Authors: Gretchen Sneegas*, University of Georgia
Topics: Cultural and Political Ecology, Animal Geographies, Agricultural Geography
Keywords: death, agriculture, shale gas development, knowledge, political ecology
Session Type: Paper
Start / End Time: 8:00 AM / 9:40 AM
Room: Galerie 1, Marriott, 2nd Floor
Presentation File: No File Uploaded
In 2010, a herd of 28 beef cattle on a Pennsylvania farm was exposed to a hydraulic fracturing fluid on their pasture. The following year, eight out of eleven calves born to the exposed cattle died. This paper examines the competing and contesting rationalities which sought to control how these deaths should be known and governed in the following months: the farmers drew on experiential and tacit knowledge to frame the calves’ deaths as extra-ordinary and outside normal deathly production on the farm, while state institutions of (Pennsylvania Department of Agriculture and Department of Environmental Protection) sought instead to frame the deaths as the result of the farmers’ negligence, and thus an “ordinary” agricultural death. In this paper, I examine the (re)production of these deathly knowledges and discourses, and investigate how the competing logics of the state and agricultural producers know and produce death as (extra)ordinary.
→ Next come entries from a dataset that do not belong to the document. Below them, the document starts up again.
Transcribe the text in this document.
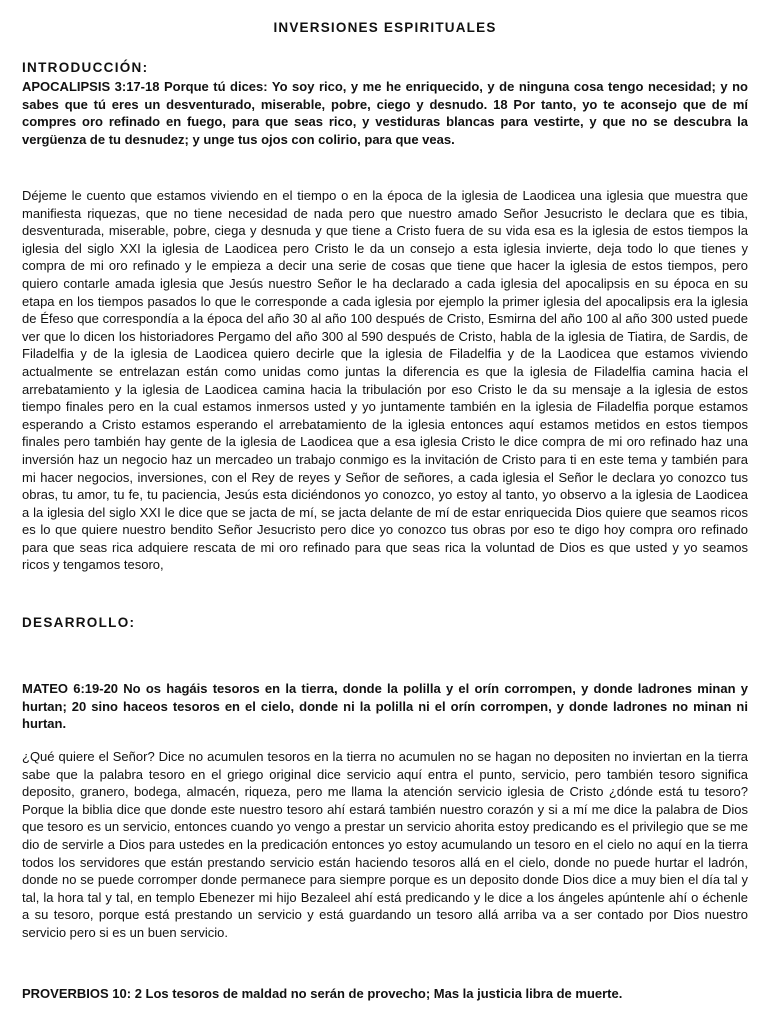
INVERSIONES ESPIRITUALES
INTRODUCCIÓN:

APOCALIPSIS 3:17-18 Porque tú dices: Yo soy rico, y me he enriquecido, y de ninguna cosa tengo necesidad; y no sabes que tú eres un desventurado, miserable, pobre, ciego y desnudo. 18 Por tanto, yo te aconsejo que de mí compres oro refinado en fuego, para que seas rico, y vestiduras blancas para vestirte, y que no se descubra la vergüenza de tu desnudez; y unge tus ojos con colirio, para que veas.

Déjeme le cuento que estamos viviendo en el tiempo o en la época de la iglesia de Laodicea una iglesia que muestra que manifiesta riquezas, que no tiene necesidad de nada pero que nuestro amado Señor Jesucristo le declara que es tibia, desventurada, miserable, pobre, ciega y desnuda y que tiene a Cristo fuera de su vida esa es la iglesia de estos tiempos la iglesia del siglo XXI la iglesia de Laodicea pero Cristo le da un consejo a esta iglesia invierte, deja todo lo que tienes y compra de mi oro refinado y le empieza a decir una serie de cosas que tiene que hacer la iglesia de estos tiempos, pero quiero contarle amada iglesia que Jesús nuestro Señor le ha declarado a cada iglesia del apocalipsis en su época en su etapa en los tiempos pasados lo que le corresponde a cada iglesia por ejemplo la primer iglesia del apocalipsis era la iglesia de Éfeso que correspondía a la época del año 30 al año 100 después de Cristo, Esmirna del año 100 al año 300 usted puede ver que lo dicen los historiadores Pergamo del año 300 al 590 después de Cristo, habla de la iglesia de Tiatira, de Sardis, de Filadelfia y de la iglesia de Laodicea quiero decirle que la iglesia de Filadelfia y de la Laodicea que estamos viviendo actualmente se entrelazan están como unidas como juntas la diferencia es que la iglesia de Filadelfia camina hacia el arrebatamiento y la iglesia de Laodicea camina hacia la tribulación por eso Cristo le da su mensaje a la iglesia de estos tiempo finales pero en la cual estamos inmersos usted y yo juntamente también en la iglesia de Filadelfia porque estamos esperando a Cristo estamos esperando el arrebatamiento de la iglesia entonces aquí estamos metidos en estos tiempos finales pero también hay gente de la iglesia de Laodicea que a esa iglesia Cristo le dice compra de mi oro refinado haz una inversión haz un negocio haz un mercadeo un trabajo conmigo es la invitación de Cristo para ti en este tema y también para mi hacer negocios, inversiones, con el Rey de reyes y Señor de señores, a cada iglesia el Señor le declara yo conozco tus obras, tu amor, tu fe, tu paciencia, Jesús esta diciéndonos yo conozco, yo estoy al tanto, yo observo a la iglesia de Laodicea a la iglesia del siglo XXI le dice que se jacta de mí, se jacta delante de mí de estar enriquecida Dios quiere que seamos ricos es lo que quiere nuestro bendito Señor Jesucristo pero dice yo conozco tus obras por eso te digo hoy compra oro refinado para que seas rica adquiere rescata de mi oro refinado para que seas rica la voluntad de Dios es que usted y yo seamos ricos y tengamos tesoro,

DESARROLLO:

MATEO 6:19-20 No os hagáis tesoros en la tierra, donde la polilla y el orín corrompen, y donde ladrones minan y hurtan; 20 sino haceos tesoros en el cielo, donde ni la polilla ni el orín corrompen, y donde ladrones no minan ni hurtan.

¿Qué quiere el Señor? Dice no acumulen tesoros en la tierra no acumulen no se hagan no depositen no inviertan en la tierra sabe que la palabra tesoro en el griego original dice servicio aquí entra el punto, servicio, pero también tesoro significa deposito, granero, bodega, almacén, riqueza, pero me llama la atención servicio iglesia de Cristo ¿dónde está tu tesoro? Porque la biblia dice que donde este nuestro tesoro ahí estará también nuestro corazón y si a mí me dice la palabra de Dios que tesoro es un servicio, entonces cuando yo vengo a prestar un servicio ahorita estoy predicando es el privilegio que se me dio de servirle a Dios para ustedes en la predicación entonces yo estoy acumulando un tesoro en el cielo no aquí en la tierra todos los servidores que están prestando servicio están haciendo tesoros allá en el cielo, donde no puede hurtar el ladrón, donde no se puede corromper donde permanece para siempre porque es un deposito donde Dios dice a muy bien el día tal y tal, la hora tal y tal, en templo Ebenezer mi hijo Bezaleel ahí está predicando y le dice a los ángeles apúntenle ahí o échenle a su tesoro, porque está prestando un servicio y está guardando un tesoro allá arriba va a ser contado por Dios nuestro servicio pero si es un buen servicio.

PROVERBIOS 10: 2 Los tesoros de maldad no serán de provecho; Mas la justicia libra de muerte.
I explore these questions by following the bodies of the calves themselves, submitted for necropsies by the state, and how they became the catalyst for negotiation between these competing deathly knowledges, as well as a site shaping their production, circulation, application, and erasure. Finally, I analyze these deaths as produced not in isolation, but as part of – and resulting from – overlapping modes of capital extraction across and through the site of the farm.